Ik schreef dat ik mij hier best goed voel maar dat ik eigenlijk thuis wilde zijn. Dat ik enkel daar gelukkig zou zijn. En er zit een zweem van waarheid in, ik woon namelijk heel graag in Rennes en ben enorm blij dat ik hier vrienden heb gevonden bij wie ik me goed voel. Maar ik ben zo verliefd op mijn leven thuis dat ik het hier af en toe wel eens moeilijk heb. Daar ben ik omringd door mijn familie en vrienden die alles voor me betekenen. En dat is reden genoeg om af en toe stilletjes naar thuis te verlangen, vind ik. Gelukkig kan ik nu, dankzij mijn fantastisch relativeringsvermogen (=inside joke voor m’n ouders), ook wel inzien dat dat misschien nog het mooiste is aan mijn Erasmusperiode. Ik had er namelijk nood aan eens van omgeving te veranderen, nieuwe mensen te leren kennen en nieuwe dingen te beleven, omdat ik dacht dat ik écht eens iets anders wilde. Nu begrijp ik in dat ik die ervaringen inderdaad nodig had, maar dan vooral om te beseffen dat ik niet anders dan blij kan zijn met mijn leven thuis.

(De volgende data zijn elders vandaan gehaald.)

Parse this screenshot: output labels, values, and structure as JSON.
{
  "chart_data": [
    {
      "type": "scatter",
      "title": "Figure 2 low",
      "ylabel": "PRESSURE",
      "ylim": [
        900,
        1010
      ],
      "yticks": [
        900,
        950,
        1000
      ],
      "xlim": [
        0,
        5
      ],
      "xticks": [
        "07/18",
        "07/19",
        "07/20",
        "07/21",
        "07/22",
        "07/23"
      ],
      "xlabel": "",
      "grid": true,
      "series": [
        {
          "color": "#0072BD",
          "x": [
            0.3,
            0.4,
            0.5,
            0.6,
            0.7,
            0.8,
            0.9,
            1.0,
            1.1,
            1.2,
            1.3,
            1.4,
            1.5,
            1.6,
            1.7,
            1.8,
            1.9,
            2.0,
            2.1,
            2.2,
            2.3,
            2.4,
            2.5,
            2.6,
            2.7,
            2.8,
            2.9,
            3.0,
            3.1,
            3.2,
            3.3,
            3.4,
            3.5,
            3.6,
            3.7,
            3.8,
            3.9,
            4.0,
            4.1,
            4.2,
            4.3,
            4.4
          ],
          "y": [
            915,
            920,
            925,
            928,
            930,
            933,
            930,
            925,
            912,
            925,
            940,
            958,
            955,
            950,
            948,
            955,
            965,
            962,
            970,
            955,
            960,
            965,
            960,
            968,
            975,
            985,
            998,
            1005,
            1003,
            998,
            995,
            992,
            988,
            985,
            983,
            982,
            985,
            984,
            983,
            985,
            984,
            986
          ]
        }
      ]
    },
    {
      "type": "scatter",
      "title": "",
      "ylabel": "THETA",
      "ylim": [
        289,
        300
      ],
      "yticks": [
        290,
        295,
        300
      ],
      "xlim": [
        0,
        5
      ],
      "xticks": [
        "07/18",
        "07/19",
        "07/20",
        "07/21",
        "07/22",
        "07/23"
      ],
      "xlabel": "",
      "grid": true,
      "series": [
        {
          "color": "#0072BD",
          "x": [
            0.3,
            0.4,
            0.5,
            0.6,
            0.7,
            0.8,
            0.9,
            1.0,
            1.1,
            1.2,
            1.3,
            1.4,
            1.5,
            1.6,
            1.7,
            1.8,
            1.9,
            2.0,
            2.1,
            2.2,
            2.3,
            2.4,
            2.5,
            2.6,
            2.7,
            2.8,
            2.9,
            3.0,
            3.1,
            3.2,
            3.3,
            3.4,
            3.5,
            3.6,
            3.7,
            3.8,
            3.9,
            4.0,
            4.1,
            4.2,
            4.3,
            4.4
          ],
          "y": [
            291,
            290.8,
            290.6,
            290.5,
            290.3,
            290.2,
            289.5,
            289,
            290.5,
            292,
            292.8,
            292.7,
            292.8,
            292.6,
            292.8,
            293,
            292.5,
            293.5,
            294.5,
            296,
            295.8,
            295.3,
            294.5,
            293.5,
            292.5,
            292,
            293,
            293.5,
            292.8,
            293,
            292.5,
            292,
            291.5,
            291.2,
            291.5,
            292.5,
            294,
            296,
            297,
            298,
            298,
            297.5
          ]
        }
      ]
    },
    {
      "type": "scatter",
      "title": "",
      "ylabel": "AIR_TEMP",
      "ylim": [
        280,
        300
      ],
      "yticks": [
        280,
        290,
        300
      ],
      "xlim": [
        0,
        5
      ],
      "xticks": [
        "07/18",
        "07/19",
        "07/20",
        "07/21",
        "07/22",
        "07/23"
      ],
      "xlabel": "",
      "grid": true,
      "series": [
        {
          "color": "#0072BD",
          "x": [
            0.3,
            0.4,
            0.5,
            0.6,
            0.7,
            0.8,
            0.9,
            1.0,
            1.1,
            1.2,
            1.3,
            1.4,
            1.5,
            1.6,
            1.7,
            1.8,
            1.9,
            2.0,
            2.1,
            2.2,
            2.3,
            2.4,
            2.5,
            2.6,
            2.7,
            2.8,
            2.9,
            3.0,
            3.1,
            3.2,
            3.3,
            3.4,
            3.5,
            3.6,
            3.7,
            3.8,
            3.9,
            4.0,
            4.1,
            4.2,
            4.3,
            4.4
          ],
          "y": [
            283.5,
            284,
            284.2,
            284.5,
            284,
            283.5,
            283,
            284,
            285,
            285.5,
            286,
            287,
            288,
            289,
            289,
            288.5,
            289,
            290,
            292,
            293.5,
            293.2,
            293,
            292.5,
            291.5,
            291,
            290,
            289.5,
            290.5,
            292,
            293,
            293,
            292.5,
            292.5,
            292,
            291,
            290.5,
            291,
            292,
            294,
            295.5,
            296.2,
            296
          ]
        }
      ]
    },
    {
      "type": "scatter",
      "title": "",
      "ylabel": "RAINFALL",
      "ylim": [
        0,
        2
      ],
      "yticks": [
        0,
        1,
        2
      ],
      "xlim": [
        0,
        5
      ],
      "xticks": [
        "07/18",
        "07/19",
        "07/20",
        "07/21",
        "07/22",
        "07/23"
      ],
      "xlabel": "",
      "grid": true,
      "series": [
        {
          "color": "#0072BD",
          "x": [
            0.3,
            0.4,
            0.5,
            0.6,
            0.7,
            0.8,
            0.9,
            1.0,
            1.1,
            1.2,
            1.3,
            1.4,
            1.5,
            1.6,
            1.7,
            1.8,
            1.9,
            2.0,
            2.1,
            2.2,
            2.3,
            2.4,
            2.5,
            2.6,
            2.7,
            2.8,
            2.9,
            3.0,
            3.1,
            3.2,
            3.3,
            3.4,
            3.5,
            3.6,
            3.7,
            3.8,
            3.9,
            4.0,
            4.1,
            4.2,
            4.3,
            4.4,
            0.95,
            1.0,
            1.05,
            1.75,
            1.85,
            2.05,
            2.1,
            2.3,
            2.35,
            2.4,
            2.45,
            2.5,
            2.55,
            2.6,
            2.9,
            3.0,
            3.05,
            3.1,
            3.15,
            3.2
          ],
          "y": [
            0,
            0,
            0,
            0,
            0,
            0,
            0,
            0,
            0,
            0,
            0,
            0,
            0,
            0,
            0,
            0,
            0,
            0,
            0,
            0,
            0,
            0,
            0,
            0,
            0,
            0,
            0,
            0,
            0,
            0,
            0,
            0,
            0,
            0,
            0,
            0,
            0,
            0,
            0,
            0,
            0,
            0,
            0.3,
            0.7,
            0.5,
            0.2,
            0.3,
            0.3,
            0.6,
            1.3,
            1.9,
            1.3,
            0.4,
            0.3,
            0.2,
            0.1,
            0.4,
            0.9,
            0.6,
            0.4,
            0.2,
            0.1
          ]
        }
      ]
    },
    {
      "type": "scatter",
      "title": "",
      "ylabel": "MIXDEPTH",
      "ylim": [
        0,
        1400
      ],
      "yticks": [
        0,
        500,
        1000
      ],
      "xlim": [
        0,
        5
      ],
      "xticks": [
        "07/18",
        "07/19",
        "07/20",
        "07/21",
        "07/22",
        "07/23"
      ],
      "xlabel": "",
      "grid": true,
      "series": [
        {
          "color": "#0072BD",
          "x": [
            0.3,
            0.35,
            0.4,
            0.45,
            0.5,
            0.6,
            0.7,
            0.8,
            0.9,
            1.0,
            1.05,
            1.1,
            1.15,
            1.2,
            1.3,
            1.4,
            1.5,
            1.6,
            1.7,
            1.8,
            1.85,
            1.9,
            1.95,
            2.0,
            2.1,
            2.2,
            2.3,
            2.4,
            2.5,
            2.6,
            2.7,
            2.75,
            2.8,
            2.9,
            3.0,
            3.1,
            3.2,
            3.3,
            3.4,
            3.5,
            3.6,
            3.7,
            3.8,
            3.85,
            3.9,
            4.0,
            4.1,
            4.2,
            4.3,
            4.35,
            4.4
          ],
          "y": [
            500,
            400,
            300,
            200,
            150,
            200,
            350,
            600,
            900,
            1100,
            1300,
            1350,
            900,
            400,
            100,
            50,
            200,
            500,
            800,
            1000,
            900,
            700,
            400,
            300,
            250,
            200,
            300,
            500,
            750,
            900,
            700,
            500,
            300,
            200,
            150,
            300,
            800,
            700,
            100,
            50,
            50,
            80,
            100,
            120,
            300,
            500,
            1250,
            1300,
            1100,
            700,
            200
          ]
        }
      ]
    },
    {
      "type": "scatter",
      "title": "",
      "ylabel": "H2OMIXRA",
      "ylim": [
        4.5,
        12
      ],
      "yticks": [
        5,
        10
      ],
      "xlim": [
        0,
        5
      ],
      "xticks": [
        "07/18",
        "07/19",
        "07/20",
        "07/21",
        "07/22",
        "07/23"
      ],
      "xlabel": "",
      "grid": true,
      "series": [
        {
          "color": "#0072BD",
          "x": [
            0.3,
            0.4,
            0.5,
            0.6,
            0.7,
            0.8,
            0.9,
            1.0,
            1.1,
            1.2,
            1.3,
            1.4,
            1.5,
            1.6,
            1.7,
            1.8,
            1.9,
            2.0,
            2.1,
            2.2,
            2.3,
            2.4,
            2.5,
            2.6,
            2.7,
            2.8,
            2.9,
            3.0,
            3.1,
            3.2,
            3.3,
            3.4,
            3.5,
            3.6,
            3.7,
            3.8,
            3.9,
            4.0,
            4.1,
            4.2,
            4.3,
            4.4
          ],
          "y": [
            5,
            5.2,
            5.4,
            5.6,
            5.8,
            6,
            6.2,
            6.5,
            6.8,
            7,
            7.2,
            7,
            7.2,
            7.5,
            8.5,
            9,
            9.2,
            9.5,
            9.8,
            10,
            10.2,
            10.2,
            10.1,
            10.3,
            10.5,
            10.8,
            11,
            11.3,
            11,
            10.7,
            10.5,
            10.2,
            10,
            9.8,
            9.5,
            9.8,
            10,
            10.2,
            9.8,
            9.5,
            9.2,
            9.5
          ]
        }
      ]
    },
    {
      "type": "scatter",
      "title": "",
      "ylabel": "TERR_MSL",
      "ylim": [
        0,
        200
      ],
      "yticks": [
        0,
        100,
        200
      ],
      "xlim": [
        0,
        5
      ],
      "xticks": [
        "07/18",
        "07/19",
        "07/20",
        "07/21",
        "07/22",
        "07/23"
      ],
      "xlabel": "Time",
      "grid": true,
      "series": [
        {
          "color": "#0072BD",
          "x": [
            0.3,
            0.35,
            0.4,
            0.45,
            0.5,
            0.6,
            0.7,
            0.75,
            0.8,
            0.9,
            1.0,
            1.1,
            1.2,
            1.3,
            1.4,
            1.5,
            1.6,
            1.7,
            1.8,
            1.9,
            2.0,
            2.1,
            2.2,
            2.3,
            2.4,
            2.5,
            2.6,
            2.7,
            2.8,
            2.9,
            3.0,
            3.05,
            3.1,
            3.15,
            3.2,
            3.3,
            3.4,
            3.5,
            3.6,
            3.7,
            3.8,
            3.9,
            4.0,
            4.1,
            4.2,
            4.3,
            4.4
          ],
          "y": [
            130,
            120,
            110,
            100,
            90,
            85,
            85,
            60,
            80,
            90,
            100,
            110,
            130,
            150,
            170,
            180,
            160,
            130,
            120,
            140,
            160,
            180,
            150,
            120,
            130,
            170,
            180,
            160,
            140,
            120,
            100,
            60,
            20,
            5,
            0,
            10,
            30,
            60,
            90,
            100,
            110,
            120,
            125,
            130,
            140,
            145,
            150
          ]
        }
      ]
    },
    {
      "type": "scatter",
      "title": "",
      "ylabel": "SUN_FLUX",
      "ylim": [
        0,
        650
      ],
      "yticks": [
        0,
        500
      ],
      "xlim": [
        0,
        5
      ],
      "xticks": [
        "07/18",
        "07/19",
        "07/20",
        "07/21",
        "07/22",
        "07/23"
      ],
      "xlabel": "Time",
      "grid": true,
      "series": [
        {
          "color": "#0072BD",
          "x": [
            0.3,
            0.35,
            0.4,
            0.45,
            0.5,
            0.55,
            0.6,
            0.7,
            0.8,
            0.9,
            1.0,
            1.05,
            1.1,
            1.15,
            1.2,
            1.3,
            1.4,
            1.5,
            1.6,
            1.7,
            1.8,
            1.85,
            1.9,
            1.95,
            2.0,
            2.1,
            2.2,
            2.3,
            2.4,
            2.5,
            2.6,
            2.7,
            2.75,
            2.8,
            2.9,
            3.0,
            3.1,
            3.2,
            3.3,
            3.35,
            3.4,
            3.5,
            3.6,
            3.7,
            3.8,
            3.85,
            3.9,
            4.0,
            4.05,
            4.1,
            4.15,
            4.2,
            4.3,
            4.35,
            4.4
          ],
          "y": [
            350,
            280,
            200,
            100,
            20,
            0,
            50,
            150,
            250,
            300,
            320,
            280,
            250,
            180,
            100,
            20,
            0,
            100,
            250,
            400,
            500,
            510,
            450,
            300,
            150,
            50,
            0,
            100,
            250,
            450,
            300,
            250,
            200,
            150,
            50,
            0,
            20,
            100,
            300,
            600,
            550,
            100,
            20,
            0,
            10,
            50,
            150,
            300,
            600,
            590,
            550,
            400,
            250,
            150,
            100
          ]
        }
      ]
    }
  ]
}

Misschien kan het nogal hopeloos klinken dat ik zo aan België zit te denken, aan m’n ouders, m’n broer en m’n beste vrienden. Maar eigenlijk vind ik het best zo, want ondertussen heb ik het hier ook meer dan prima. Ik leid hier een fijn leventje, amuseer me fantastisch met mijn multicultureel vriendenclubje, woon in een mooie stad en leer enorm veel bij, ik kan dus niet meer dan dat verlangen! En wanneer ik weer terug in België zal zijn, ga ik enkele mensen doodknuffelen, ik ben nu al grote verrassingsaanvallen aan het plannen. Wanneer je ver weg van iedereen zit, besef je pas aan wie je het meest denkt en dus wie het meest voor je betekent. 
En in afwachting daarvan geniet ik volop van mijn Rennesiaanse avonturen!
De opmerkzame lezertjes onder jullie hebben dus al wel door dat mijn droefheid ondertussen weer volledig uit het zicht verdwenen is. Na maandag heb ik een serieus gesprek met mezelf gehad (soms heb ik er nood aan dat iemand me streng toespreekt, bij gebrek aan beter was ik dat ditmaal zelf) en heb ik beseft dat de voorbije twee maanden ongelofelijk snel zijn voorbijgevlogen. Mijn verblijf hier in Frankrijk is veel te kort om te verspillen aan oneindige bezinningen, dus ga ik daar gewoon mee stoppen. En vooral simpelweg genieten van de weinige tijd die me hier nog rest.

PS: Dat viel blijkbaar best nog mee met die writer's block! Straf.